Falk van Gaver et Jean-Baptiste Warluzel : Nous voulions
avant tout réaliser deux films documentaires avec une forte dimension
artistique. Le premier sur la route historique suivie par les
peuples ancêtres des Turcs depuis l'Altaï jusqu'en Anatolie à
travers toute l'Asie Centrale, et que nous avons remontée en 4L
: "La Route turque" (2005, 60'), sans musique ni commentaire,
est un film contemplatif qui a été projeté à plusieurs festivals
où il a été très bien reçu par le public et la critique (Etonnants
voyageurs de Saint-Malo, Trento Film Festival, etc.) : il est
programmé à d'autres festivals dans les mois qui viennent (Cerro
Veronese, Grand Bivouac d'Albertville...). Le second est en cours
de réalisation : "Un Noël au Tibet" (40', 2006) raconte
l'incroyable histoire d'une Fête de la Nativité passée avec des
Tibétains catholiques... Constantin de Slizewicz, Fabrice Hadjadj
et Michaël Lonsdale sont liés à ce projet.

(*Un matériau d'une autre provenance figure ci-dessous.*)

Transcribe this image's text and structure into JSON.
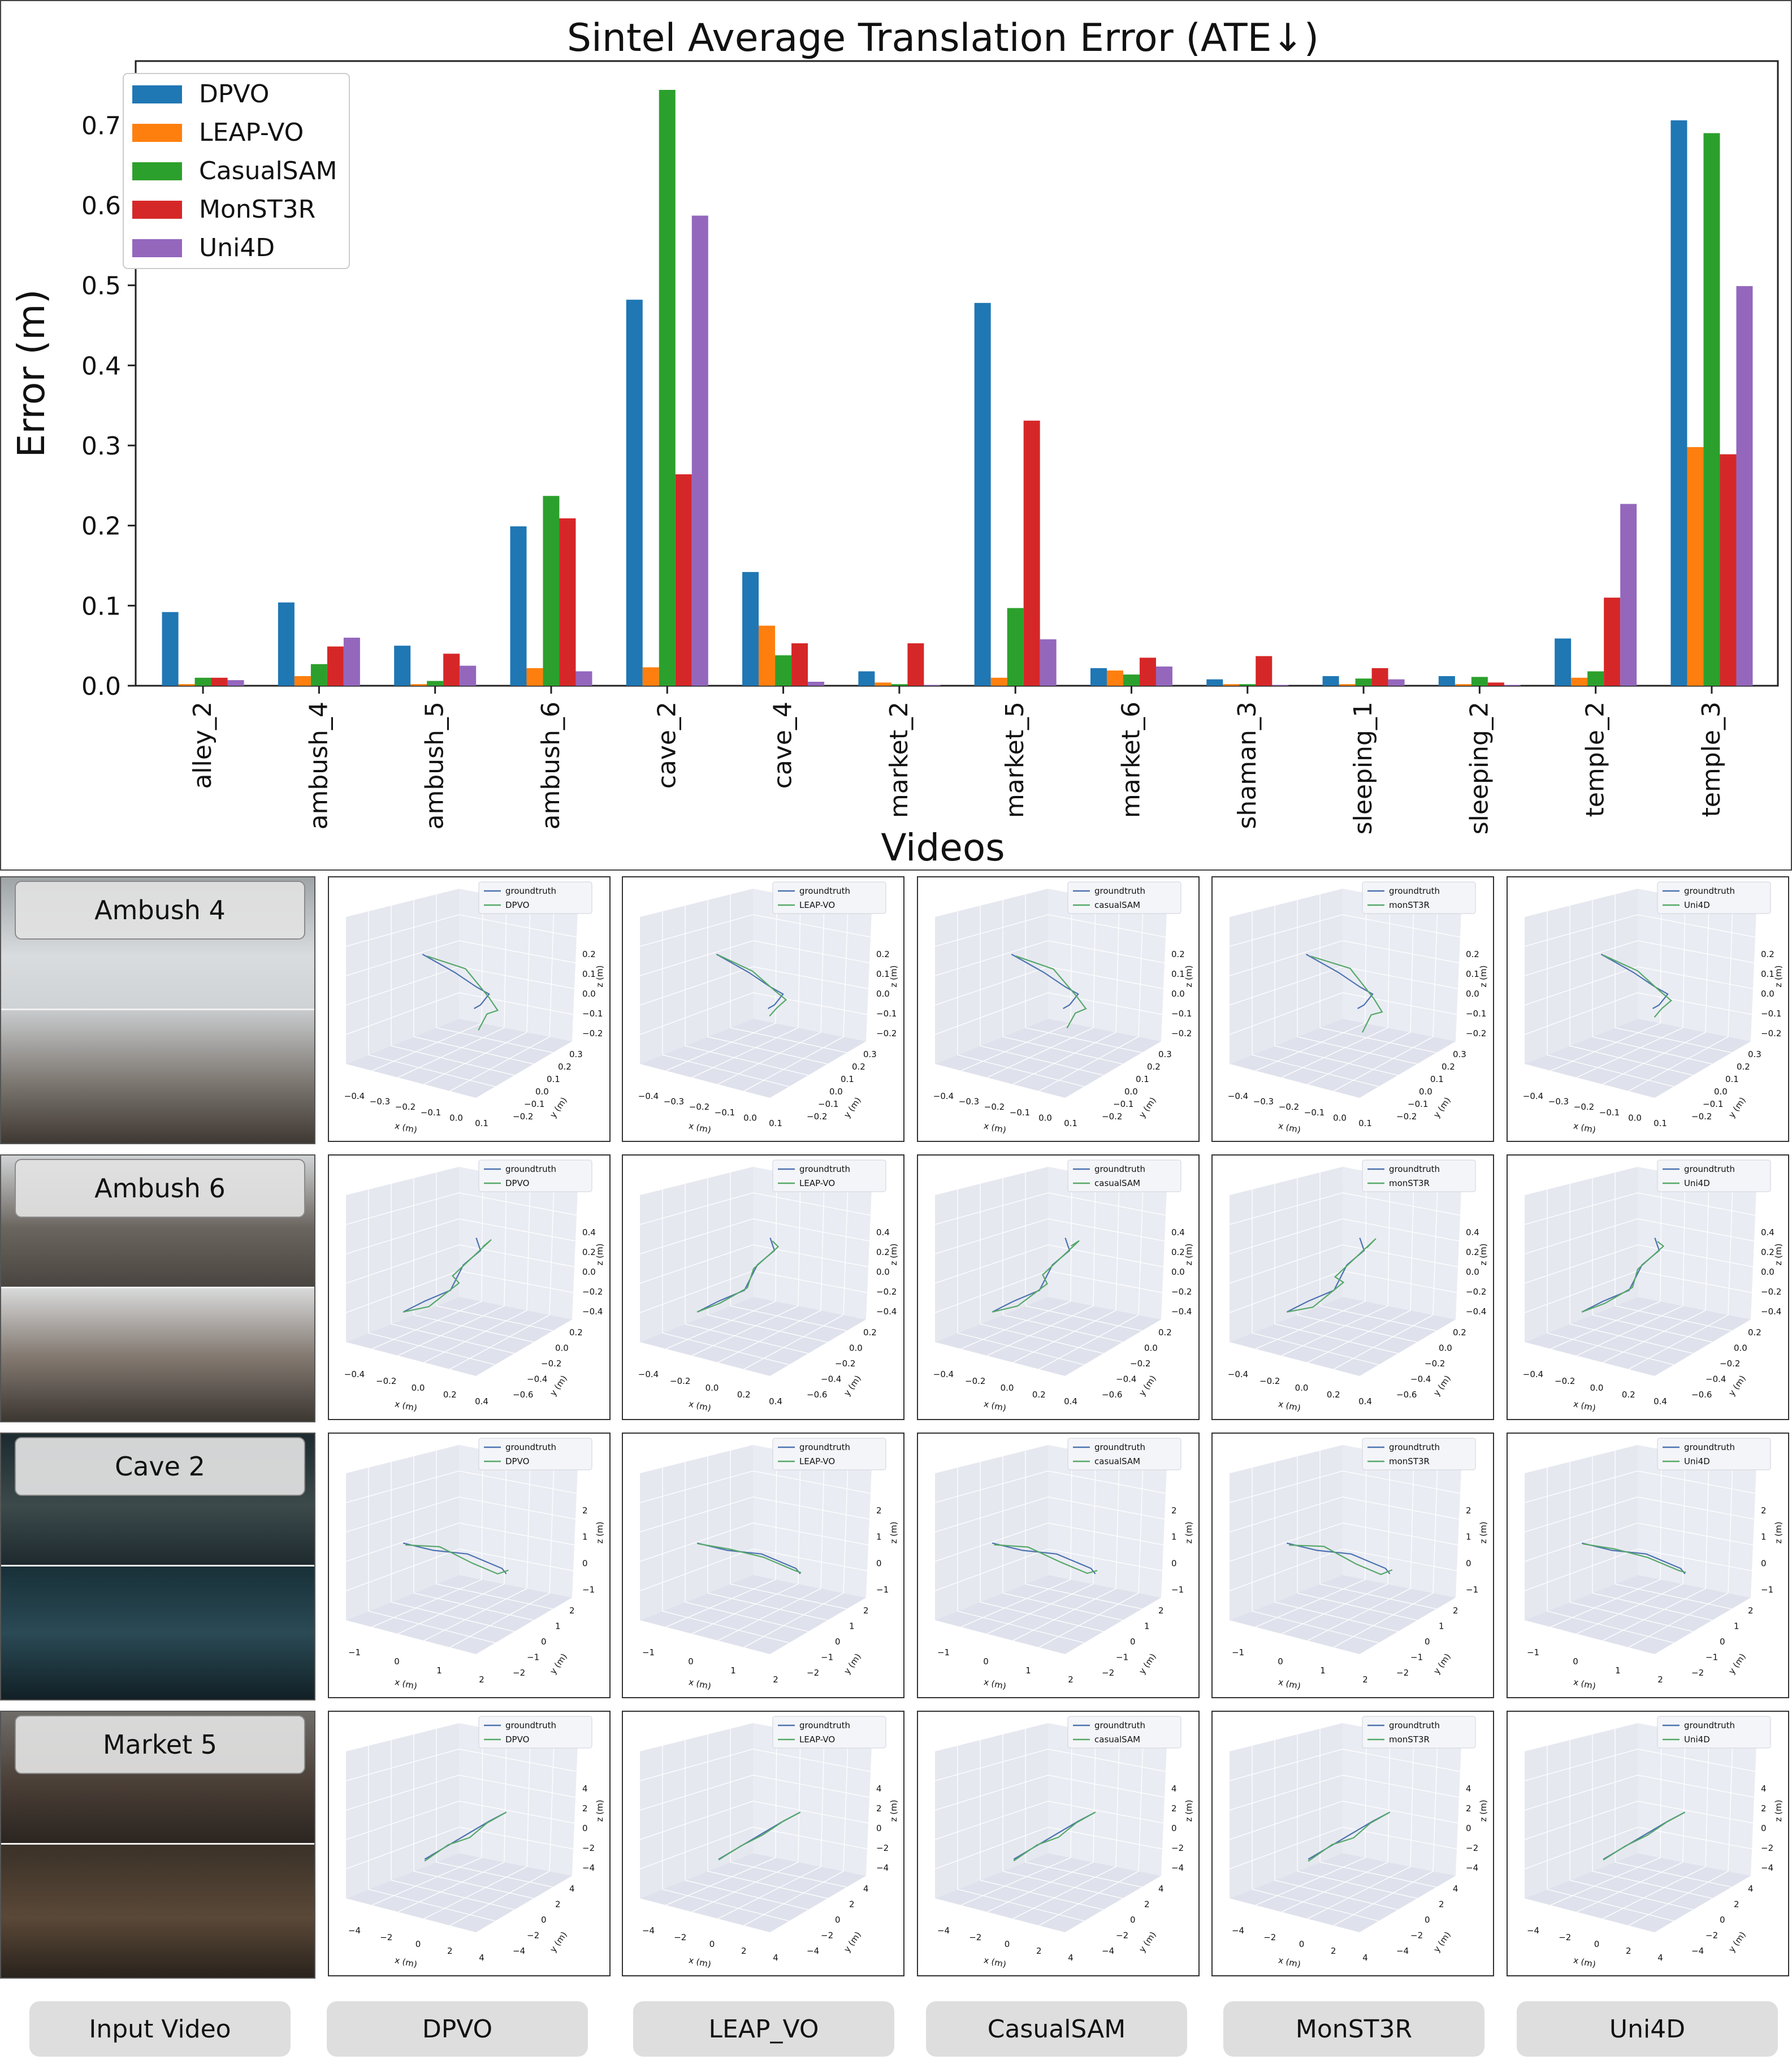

Pourquoi avoir choisit une 4L comme moyen de transport ?
La 4L est une voiture pratique, économique, rustique, sans électronique...

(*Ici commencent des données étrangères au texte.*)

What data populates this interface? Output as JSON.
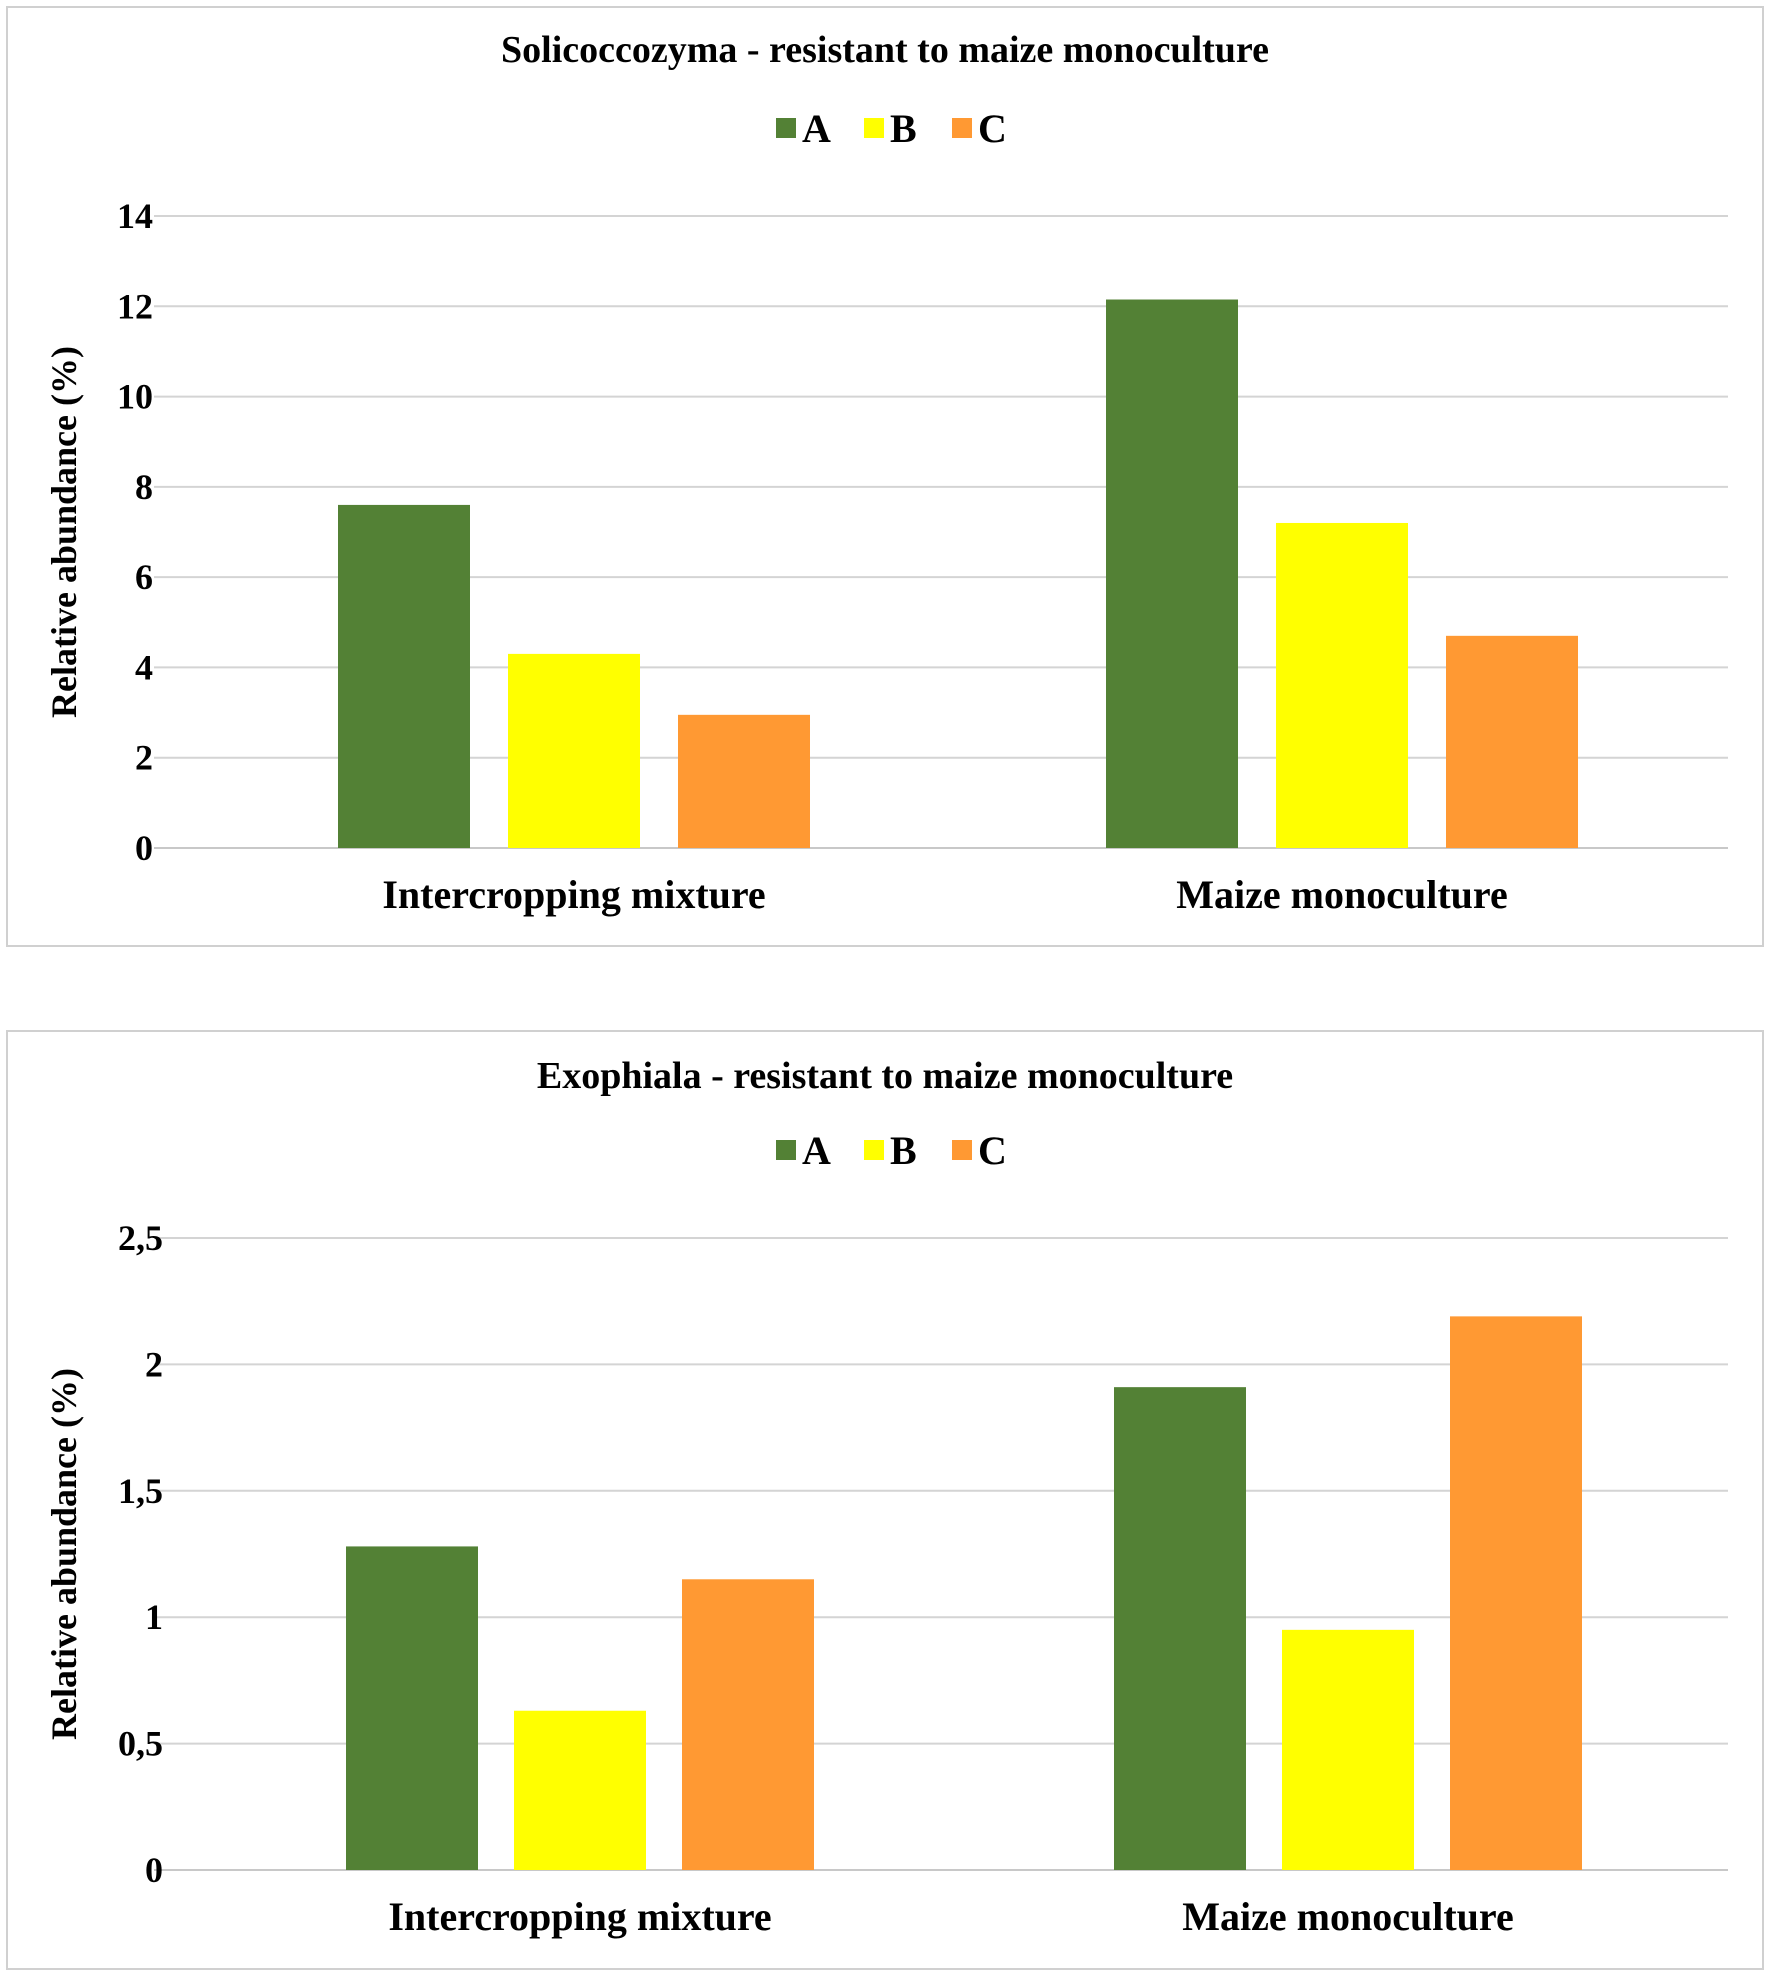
{
  "chart_data": [
    {
      "type": "bar",
      "title": "Solicoccozyma  - resistant to maize monoculture",
      "xlabel": "",
      "ylabel": "Relative abundance (%)",
      "categories": [
        "Intercropping mixture",
        "Maize monoculture"
      ],
      "series": [
        {
          "name": "A",
          "color": "#538135",
          "values": [
            7.6,
            12.15
          ]
        },
        {
          "name": "B",
          "color": "#ffff00",
          "values": [
            4.3,
            7.2
          ]
        },
        {
          "name": "C",
          "color": "#ff9933",
          "values": [
            2.95,
            4.7
          ]
        }
      ],
      "ylim": [
        0,
        14
      ],
      "yticks": [
        0,
        2,
        4,
        6,
        8,
        10,
        12,
        14
      ],
      "ytick_labels": [
        "0",
        "2",
        "4",
        "6",
        "8",
        "10",
        "12",
        "14"
      ],
      "grid": true,
      "legend": "top-center"
    },
    {
      "type": "bar",
      "title": "Exophiala  - resistant to maize monoculture",
      "xlabel": "",
      "ylabel": "Relative abundance (%)",
      "categories": [
        "Intercropping mixture",
        "Maize monoculture"
      ],
      "series": [
        {
          "name": "A",
          "color": "#538135",
          "values": [
            1.28,
            1.91
          ]
        },
        {
          "name": "B",
          "color": "#ffff00",
          "values": [
            0.63,
            0.95
          ]
        },
        {
          "name": "C",
          "color": "#ff9933",
          "values": [
            1.15,
            2.19
          ]
        }
      ],
      "ylim": [
        0,
        2.5
      ],
      "yticks": [
        0,
        0.5,
        1,
        1.5,
        2,
        2.5
      ],
      "ytick_labels": [
        "0",
        "0,5",
        "1",
        "1,5",
        "2",
        "2,5"
      ],
      "grid": true,
      "legend": "top-center"
    }
  ]
}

steppique, quoi ! Et jamais de hic... C'est aussi une voiture
mythique, qui a fait ses preuves des décennies durant, notamment
dans nos familles bohèmes et aventureuses... Des amis métalliers
nous l'ont arrangées avec une galerie ultra-légère sur le toit
et un système intérieur de rangement qui nous permettait de dormir
dedans assez confortablement malgré nos gabarits, quand l'environnement
ne permettait pas de dormir sous la tente.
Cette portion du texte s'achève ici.